Department of Economics, Fordham University, Bronx, NY, United States of America.
Paris School of Economics, Paris, France.
PLoS One. 2024 Jan 2;19(1):e0296154. doi: 10.1371/journal.pone.0296154. eCollection 2024.
Several observational studies from locations around the globe have documented a positive correlation between air pollution and the severity of COVID-19 disease. Observational studies cannot identify the causal link between air quality and the severity of COVID-19 outcomes, and these studies face three key identification challenges: 1) air pollution is not randomly distributed across geographies; 2) air-quality monitoring networks are sparse spatially; and 3) defensive behaviors to mediate exposure to air pollution and COVID-19 are not equally available to all, leading to large measurement error bias when using rate-based COVID-19 outcome measures (e.g., incidence rate or mortality rate). Using a quasi-experimental design, we explore whether traffic-related air pollutants cause people with COVID-19 to suffer more extreme health outcomes in New York City (NYC). When we address the previously overlooked challenges to identification, we do not detect causal impacts of increased chronic concentrations of traffic-related air pollutants on COVID-19 death or hospitalization counts in NYC census tracts.

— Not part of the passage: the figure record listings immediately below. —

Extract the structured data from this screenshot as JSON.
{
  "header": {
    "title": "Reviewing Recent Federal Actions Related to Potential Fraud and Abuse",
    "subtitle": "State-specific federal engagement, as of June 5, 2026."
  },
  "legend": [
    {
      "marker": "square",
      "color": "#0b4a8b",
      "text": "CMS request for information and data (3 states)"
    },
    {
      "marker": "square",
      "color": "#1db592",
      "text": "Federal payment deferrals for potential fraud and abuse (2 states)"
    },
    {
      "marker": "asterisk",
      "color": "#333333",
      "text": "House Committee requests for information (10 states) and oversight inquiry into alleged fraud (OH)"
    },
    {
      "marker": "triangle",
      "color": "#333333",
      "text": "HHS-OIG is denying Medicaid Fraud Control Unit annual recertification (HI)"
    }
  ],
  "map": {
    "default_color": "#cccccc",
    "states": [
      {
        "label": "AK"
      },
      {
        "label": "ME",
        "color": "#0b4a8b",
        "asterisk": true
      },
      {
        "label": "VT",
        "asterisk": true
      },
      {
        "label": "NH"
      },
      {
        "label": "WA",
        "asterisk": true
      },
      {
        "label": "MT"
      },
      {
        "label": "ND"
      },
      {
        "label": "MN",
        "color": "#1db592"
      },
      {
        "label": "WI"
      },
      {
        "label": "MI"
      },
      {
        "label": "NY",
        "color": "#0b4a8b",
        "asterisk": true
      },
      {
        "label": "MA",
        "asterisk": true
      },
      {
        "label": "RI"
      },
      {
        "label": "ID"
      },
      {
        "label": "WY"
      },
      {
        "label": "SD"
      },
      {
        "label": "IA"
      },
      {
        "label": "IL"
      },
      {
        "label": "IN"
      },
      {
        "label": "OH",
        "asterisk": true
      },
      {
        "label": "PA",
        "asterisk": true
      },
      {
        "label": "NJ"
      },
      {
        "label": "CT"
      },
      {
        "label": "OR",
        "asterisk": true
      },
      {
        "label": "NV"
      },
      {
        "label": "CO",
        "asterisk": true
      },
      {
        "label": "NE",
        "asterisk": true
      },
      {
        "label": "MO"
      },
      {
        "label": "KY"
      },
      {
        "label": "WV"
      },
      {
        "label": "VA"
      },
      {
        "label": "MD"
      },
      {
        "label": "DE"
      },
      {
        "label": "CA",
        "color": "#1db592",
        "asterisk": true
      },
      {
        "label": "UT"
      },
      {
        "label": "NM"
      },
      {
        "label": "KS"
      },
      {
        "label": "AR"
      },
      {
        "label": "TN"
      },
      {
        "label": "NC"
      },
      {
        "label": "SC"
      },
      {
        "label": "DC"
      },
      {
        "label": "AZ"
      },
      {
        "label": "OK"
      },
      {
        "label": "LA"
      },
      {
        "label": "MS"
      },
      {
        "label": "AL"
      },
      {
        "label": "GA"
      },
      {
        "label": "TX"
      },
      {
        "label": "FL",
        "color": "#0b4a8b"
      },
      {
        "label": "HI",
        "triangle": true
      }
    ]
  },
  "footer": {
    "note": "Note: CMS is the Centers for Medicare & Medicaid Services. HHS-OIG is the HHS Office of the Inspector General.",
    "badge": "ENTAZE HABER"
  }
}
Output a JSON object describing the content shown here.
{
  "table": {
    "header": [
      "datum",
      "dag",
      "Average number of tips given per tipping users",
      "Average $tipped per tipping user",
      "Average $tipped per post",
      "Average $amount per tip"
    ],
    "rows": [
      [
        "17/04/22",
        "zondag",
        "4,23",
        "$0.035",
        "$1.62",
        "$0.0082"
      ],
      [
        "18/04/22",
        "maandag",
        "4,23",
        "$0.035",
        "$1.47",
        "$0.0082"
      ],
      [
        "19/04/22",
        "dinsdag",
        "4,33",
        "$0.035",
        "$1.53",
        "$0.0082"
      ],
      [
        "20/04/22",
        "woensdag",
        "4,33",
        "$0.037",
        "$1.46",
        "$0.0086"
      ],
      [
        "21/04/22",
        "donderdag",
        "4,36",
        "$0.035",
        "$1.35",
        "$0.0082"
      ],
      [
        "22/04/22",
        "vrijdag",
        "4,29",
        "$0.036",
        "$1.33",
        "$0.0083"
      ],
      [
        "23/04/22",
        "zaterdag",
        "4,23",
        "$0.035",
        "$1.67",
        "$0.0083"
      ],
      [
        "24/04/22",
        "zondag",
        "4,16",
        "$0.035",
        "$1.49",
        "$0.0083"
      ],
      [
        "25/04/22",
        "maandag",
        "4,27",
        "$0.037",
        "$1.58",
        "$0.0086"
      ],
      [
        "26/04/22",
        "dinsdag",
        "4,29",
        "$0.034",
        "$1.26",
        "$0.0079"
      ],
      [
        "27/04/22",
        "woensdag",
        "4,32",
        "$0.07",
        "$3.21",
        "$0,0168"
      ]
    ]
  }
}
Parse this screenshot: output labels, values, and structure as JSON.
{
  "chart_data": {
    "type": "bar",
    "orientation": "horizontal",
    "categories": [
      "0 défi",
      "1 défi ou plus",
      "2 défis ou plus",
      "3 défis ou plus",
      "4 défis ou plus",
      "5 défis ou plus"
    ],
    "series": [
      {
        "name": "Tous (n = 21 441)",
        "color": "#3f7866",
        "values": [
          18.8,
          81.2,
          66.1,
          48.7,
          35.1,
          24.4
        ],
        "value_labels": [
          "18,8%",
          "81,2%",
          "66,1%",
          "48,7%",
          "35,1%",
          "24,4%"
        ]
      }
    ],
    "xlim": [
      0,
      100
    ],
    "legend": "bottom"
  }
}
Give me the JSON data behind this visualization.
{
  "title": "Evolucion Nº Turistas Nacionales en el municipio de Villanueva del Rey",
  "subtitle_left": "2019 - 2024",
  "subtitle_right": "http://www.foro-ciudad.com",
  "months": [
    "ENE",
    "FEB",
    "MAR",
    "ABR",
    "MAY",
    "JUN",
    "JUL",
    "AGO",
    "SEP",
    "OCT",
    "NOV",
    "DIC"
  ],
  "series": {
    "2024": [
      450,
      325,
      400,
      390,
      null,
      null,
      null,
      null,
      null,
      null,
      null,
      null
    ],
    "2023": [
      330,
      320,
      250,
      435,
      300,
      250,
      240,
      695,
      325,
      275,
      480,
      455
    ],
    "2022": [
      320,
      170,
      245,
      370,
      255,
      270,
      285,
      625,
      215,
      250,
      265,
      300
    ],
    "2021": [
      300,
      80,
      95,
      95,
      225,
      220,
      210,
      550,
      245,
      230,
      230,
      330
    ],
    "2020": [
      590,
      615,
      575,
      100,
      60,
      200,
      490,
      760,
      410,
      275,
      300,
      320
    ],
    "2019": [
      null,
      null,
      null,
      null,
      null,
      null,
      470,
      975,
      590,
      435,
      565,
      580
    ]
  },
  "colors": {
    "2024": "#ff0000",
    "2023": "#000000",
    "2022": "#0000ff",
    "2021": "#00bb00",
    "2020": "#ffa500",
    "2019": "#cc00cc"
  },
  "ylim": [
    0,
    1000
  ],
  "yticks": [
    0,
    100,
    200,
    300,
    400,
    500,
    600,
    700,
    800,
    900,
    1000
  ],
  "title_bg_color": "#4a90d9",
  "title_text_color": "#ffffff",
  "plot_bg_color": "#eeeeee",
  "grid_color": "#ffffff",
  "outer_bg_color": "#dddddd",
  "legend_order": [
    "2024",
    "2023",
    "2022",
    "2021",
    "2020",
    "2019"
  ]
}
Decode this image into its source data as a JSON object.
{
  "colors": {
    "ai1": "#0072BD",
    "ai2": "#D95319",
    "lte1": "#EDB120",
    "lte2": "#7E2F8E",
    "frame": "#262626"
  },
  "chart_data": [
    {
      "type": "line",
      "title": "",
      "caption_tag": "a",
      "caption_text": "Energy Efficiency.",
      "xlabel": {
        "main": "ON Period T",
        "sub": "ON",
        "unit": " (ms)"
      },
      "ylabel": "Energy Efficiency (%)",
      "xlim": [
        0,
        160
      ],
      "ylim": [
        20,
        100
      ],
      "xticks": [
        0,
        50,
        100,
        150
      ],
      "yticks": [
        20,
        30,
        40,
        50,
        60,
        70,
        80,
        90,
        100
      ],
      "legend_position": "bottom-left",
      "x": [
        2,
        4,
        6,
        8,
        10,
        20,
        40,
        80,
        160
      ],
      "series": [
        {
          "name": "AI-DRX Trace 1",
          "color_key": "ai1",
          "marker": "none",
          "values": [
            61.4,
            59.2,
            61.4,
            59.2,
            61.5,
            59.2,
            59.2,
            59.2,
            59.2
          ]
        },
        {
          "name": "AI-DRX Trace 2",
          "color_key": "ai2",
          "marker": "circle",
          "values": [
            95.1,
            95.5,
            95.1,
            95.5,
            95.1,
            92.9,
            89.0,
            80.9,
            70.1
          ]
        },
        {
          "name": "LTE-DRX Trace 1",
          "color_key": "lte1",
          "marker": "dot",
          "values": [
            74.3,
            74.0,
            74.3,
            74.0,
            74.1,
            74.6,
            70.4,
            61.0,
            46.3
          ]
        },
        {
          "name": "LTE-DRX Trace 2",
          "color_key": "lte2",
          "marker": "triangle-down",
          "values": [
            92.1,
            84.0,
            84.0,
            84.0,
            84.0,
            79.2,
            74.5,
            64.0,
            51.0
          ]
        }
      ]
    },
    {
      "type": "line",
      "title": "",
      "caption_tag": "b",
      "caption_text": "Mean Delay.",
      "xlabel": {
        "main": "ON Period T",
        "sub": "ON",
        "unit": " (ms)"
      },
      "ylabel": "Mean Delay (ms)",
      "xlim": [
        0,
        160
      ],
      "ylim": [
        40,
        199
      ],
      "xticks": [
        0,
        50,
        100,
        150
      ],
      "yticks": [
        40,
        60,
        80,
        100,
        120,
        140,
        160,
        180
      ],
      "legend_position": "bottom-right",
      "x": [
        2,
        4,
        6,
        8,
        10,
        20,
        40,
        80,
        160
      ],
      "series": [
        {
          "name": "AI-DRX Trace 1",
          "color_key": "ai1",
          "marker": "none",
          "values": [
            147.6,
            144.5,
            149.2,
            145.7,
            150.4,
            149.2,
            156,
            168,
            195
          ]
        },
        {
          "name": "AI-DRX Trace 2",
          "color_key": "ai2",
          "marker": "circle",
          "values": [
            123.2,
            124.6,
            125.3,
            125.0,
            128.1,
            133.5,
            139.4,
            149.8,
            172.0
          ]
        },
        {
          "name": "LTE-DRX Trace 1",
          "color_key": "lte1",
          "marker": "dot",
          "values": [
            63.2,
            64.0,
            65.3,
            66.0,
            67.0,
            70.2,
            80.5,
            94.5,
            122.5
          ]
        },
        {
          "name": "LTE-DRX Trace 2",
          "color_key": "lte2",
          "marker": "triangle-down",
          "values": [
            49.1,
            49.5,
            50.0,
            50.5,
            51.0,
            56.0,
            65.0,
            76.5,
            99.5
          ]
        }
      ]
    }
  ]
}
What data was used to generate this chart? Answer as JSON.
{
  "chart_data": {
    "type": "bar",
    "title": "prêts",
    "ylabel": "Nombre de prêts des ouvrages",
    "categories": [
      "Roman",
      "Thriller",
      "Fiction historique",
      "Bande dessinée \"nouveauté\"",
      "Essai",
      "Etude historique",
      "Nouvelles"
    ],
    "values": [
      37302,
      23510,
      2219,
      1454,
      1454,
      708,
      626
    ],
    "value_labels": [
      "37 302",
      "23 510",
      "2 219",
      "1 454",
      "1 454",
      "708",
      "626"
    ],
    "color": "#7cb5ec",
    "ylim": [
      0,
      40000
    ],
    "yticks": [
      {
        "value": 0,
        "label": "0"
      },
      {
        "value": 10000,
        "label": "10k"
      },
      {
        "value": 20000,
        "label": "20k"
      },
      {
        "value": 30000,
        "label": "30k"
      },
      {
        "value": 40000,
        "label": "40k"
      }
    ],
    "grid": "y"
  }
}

几项来自全球各地的观察性研究记录了空气污染与 COVID-19 疾病严重程度之间存在正相关关系。观察性研究无法确定空气质量与 COVID-19 结果严重程度之间的因果关系,并且这些研究面临三个关键的识别挑战:1)空气污染在地理上不是随机分布的;2)空气质量监测网络在空间上稀疏;3)防御行为来减轻对空气污染和 COVID-19 的暴露,并非所有人都同样可用,这导致使用基于比率的 COVID-19 结果测量(例如,发病率或死亡率)时存在大量测量误差偏差。我们使用拟实验设计来探索在纽约市(NYC),与交通相关的空气污染物是否会导致 COVID-19 患者的健康结果更加极端。当我们解决以前被忽视的识别挑战时,我们没有发现增加的慢性交通相关空气污染物浓度对 NYC 人口普查区 COVID-19 死亡或住院人数的因果影响。